Türkiye’deki En Büyük Hidroelektrik Santralleri
- Atatürk Barajı ve HES: Şanlıurfa, 2.405 MW
- Karakaya Barajı ve HES: Diyarbakır, 1.800 MW
- Keban Barajı ve HES: Elazığ, 1.330 MW
- Altınkaya Barajı ve HES: Samsun, 703 MW
- Birecik Barajı ve HES: Şanlıurfa, 672 MW
Hidroelektrik Potansiyeli;
YEGEM’in verilerine göre; Türkiye’de teorik hidroelektrik potansiyel 433 milyar kWh, teknik olarak değerlendirilebilir potansiyel 216 milyar kWh olarak ve ekonomik hidroelektrik enerji potansiyel 140 milyar kWh/yıl’dır.

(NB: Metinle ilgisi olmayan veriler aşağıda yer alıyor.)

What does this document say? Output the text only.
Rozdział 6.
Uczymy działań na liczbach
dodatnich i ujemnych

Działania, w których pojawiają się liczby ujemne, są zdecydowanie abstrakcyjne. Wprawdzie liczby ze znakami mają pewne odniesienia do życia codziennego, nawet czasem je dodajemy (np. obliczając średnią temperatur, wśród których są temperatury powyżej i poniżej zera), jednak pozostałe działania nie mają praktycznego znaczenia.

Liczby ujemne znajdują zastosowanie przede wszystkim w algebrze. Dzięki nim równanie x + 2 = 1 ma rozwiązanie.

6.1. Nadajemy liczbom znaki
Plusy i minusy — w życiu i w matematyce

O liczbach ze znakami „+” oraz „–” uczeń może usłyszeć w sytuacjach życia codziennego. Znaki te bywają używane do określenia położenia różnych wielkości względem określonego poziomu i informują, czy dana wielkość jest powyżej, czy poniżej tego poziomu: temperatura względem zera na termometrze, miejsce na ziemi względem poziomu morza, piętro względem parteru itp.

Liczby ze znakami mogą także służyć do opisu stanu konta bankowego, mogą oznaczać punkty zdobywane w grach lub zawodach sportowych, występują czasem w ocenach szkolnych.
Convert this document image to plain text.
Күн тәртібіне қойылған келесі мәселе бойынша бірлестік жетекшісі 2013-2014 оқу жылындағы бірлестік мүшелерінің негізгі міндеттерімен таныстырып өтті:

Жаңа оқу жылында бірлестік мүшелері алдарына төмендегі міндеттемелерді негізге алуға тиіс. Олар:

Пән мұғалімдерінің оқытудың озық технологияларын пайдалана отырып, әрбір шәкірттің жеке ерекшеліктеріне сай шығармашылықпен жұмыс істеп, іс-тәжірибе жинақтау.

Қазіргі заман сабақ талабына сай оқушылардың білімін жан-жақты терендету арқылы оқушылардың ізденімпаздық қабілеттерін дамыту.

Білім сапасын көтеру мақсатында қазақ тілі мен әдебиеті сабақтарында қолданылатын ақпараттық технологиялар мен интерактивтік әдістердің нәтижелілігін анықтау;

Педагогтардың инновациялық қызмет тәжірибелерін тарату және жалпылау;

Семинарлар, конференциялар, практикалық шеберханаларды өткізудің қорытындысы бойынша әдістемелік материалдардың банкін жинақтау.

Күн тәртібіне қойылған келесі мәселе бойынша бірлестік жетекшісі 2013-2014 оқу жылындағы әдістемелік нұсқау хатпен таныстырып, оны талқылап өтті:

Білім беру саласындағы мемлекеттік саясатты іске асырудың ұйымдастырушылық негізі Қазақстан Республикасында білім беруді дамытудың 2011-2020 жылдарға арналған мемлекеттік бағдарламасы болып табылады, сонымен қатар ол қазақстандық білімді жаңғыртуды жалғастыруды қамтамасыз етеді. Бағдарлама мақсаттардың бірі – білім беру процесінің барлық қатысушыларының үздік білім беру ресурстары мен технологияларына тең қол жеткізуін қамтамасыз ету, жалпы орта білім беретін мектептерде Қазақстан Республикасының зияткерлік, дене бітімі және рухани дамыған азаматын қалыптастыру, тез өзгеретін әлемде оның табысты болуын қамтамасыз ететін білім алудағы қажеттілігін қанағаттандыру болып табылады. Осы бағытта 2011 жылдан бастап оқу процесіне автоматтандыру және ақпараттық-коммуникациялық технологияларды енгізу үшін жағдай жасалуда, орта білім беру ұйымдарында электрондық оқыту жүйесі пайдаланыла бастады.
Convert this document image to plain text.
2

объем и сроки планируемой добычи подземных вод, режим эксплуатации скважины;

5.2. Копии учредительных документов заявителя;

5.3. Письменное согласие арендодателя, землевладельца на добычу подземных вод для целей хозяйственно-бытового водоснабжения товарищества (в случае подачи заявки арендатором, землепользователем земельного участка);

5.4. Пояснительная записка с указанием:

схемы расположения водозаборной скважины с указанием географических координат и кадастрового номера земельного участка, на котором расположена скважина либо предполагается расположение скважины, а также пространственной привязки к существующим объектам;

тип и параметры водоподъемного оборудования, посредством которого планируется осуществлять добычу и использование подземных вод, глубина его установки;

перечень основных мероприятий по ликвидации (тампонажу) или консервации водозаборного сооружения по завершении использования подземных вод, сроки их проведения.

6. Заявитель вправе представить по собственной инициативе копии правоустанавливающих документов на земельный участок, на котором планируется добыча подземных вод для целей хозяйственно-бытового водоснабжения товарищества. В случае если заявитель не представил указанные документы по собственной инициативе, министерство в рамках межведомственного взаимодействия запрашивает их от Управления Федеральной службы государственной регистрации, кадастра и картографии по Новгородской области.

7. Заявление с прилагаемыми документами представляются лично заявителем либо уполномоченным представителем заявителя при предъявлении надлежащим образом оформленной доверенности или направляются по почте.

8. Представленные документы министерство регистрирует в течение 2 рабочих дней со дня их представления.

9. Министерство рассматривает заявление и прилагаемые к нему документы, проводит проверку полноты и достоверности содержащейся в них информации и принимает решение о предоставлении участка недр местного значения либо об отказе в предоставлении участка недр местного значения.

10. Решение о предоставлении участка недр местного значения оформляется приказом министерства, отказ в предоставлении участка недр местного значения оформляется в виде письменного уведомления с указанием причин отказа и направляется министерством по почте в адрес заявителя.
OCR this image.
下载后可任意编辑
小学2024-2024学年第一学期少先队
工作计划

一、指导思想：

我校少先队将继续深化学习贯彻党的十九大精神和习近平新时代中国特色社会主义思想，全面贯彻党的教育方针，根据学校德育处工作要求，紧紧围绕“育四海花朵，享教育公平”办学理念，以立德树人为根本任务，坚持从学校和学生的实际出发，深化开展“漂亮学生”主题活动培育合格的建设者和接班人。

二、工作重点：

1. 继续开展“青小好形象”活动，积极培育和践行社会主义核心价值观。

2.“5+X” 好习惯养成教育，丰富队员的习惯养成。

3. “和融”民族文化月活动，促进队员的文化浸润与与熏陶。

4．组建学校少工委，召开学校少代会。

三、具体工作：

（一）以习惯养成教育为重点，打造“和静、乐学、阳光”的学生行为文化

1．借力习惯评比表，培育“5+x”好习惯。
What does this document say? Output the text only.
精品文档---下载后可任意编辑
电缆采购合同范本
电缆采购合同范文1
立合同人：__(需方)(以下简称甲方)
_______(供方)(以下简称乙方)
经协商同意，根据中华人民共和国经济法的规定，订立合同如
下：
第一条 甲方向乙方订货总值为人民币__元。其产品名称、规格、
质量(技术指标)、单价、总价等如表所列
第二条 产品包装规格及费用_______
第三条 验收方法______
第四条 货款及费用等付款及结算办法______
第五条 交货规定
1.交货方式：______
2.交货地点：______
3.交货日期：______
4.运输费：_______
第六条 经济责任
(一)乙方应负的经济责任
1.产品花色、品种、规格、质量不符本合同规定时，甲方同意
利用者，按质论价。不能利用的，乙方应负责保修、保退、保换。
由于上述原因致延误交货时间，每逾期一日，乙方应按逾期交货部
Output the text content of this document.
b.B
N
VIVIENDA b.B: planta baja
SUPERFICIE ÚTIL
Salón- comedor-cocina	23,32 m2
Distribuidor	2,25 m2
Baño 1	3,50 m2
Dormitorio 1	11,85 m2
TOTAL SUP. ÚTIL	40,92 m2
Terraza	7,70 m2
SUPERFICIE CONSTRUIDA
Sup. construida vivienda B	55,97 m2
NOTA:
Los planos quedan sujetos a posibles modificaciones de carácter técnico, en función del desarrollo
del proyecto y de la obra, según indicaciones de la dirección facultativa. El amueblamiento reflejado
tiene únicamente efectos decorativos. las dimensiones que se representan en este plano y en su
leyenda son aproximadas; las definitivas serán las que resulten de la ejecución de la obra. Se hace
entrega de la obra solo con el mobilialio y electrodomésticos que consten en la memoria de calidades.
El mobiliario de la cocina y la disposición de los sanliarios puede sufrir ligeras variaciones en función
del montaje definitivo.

Hidroelektrik Santral Potansiyeli’nin En Yüksek ve En Düşük Olduğu Bölgeler;
Hidroelektrik santral potansiyelinin en düşük olduğu bölgemiz, yükselti ve engebenin en düşük olduğu, akarsuların akış hızının düşük olduğu Marmara bölgesidir.
Hidroelektrik santral potansiyelinin en yüksek olduğu bölgemiz, ülkemizin en yüksek ve akarsularının akış hızının en hızlı olduğu Doğu Anadolu bölgemizdir. Atatürk ve Keban barajları bu bölgede yapılmıştır.